Kölner Sender legt Haushalt vor
WDR steht gut da

Der Westdeutsche Rundfunk (WDR) blickt trotz der aktuellen Branchenkrise optimistisch in die Zukunft. "Wir gehen sehr engagiert in dieses Jahr hinein", sagte WDR-Intendant Fritz Pleitgen am Mittwoch bei der Vorlage des Haushalts 2003 für den Kölner Sender.

HB/dpa KÖLN. Das Nachmittagsprogramm im WDR-Fernsehen werde "signifikant verbessert", das politische Profil geschärft. Der WDR ist mit mehr als 4000 Beschäftigten der zweitgrößte Sender Europas nach der britischen BBC.

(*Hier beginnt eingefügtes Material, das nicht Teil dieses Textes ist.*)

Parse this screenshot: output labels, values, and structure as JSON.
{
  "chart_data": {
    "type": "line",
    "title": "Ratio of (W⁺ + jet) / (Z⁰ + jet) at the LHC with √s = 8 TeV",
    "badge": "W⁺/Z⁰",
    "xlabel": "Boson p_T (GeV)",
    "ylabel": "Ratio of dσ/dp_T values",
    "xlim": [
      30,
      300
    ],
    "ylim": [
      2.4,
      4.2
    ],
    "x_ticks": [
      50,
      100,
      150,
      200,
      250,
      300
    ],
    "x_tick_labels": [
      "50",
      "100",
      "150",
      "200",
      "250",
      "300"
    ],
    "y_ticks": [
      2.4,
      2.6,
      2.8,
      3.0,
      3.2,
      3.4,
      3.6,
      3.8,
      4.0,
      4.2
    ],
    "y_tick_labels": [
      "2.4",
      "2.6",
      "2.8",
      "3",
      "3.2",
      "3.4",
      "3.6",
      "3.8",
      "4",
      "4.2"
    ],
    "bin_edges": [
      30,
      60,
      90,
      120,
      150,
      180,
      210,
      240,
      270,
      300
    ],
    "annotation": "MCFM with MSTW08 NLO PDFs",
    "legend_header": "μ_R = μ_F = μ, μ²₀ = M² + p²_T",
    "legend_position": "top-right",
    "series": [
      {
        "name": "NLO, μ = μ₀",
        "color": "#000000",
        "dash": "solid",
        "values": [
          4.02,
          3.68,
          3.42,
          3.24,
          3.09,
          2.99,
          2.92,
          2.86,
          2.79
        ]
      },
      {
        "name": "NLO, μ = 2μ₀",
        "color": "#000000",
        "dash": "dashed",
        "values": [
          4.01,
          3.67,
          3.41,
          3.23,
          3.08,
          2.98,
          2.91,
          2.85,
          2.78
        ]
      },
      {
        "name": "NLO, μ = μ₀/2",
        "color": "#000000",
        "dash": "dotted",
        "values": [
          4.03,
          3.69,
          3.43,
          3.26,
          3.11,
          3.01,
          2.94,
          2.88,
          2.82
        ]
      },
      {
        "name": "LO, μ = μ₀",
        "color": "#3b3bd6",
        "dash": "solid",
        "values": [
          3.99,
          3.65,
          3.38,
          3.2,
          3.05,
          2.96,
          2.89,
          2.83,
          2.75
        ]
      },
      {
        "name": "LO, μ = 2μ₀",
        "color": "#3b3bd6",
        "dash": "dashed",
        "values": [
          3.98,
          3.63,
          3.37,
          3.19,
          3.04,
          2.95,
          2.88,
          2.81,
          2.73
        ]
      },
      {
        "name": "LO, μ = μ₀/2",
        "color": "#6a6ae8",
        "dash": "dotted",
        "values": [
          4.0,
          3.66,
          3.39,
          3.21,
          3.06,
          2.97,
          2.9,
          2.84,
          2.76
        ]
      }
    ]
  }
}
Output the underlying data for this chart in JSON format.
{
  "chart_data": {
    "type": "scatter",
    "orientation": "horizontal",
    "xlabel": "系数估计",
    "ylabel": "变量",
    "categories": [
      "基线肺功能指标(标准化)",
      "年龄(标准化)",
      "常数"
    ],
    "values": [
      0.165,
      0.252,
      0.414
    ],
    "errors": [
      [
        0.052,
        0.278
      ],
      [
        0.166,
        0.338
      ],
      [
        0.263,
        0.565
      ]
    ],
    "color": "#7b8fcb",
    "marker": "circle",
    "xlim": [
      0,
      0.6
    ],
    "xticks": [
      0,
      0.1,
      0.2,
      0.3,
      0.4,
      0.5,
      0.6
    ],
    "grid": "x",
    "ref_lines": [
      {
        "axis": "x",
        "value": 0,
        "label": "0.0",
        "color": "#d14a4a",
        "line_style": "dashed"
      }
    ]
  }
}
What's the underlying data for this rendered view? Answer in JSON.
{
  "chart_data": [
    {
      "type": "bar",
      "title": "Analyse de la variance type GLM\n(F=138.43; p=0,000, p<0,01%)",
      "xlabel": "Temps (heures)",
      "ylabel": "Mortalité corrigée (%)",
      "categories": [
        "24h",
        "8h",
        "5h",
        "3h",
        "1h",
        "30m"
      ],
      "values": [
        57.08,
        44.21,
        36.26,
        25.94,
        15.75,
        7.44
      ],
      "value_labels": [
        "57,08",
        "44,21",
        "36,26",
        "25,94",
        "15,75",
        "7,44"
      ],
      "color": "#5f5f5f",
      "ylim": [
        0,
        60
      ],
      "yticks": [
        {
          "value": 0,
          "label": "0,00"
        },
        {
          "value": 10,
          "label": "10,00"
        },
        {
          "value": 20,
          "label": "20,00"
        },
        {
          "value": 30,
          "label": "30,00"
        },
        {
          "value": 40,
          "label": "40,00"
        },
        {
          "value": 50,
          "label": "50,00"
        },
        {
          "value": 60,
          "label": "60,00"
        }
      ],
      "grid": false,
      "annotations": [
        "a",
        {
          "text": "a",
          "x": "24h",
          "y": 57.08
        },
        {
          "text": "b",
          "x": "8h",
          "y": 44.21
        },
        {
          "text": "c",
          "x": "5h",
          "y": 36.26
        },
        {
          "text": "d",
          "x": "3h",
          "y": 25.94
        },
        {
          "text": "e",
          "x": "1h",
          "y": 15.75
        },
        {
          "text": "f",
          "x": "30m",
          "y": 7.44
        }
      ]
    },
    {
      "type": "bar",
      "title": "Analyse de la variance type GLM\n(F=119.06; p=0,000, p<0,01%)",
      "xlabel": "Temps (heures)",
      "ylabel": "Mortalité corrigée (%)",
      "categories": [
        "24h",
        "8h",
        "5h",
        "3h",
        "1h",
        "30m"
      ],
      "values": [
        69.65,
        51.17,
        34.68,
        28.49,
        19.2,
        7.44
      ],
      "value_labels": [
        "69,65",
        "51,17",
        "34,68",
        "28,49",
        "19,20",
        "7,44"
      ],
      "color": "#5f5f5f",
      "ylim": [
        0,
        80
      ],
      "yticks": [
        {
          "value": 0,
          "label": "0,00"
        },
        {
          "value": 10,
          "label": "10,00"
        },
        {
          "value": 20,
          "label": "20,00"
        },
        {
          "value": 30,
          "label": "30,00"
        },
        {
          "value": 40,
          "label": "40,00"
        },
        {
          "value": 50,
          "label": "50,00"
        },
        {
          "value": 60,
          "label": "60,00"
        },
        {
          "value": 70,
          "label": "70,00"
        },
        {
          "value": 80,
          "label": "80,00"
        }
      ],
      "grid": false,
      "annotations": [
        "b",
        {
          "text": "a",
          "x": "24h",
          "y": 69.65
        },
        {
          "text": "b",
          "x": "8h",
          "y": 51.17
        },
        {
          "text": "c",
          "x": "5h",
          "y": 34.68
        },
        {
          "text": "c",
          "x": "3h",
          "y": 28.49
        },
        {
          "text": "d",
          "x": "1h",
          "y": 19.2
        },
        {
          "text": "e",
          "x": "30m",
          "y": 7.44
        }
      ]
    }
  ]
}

Im Haushaltsplan stehen Erträge in Höhe von 1,25 Milliarden Euro Ausgaben von 1,26 Milliarden Euro gegenüber. Der Fehlbetrag in Höhe von 10,2 Millionen Euro vermindere das Eigenkapital und werde in den Finanzplan übertragen. "Es gibt keine Katastrophenmeldungen aus Köln", sagte der Vorsitzende des WDR-Rundfunkrats, Reinhard Grätz. "Der WDR steht gut da."

Zwar zeichne sich in der mittelfristigen Finanz- und Ausgabenplanung bis 2006 ein Minus in dreistelliger Millionenhöhe ab. "Die Erfahrungen der letzten Jahre lehren uns jedoch, dass es dem WDR immer wieder gelingt, im Haushaltsvollzug Boden gut zu machen", sagte Grätz. Dem WDR werde es mit seinen Erträgen vor allem aus Rundfunkgebühren gelingen, "über die Runden zu kommen". Dank des Sparkurses werde der Sender die jetzige Gebührenperiode Ende 2004 voraussichtlich mit einer "schwarzen Null" abschließen.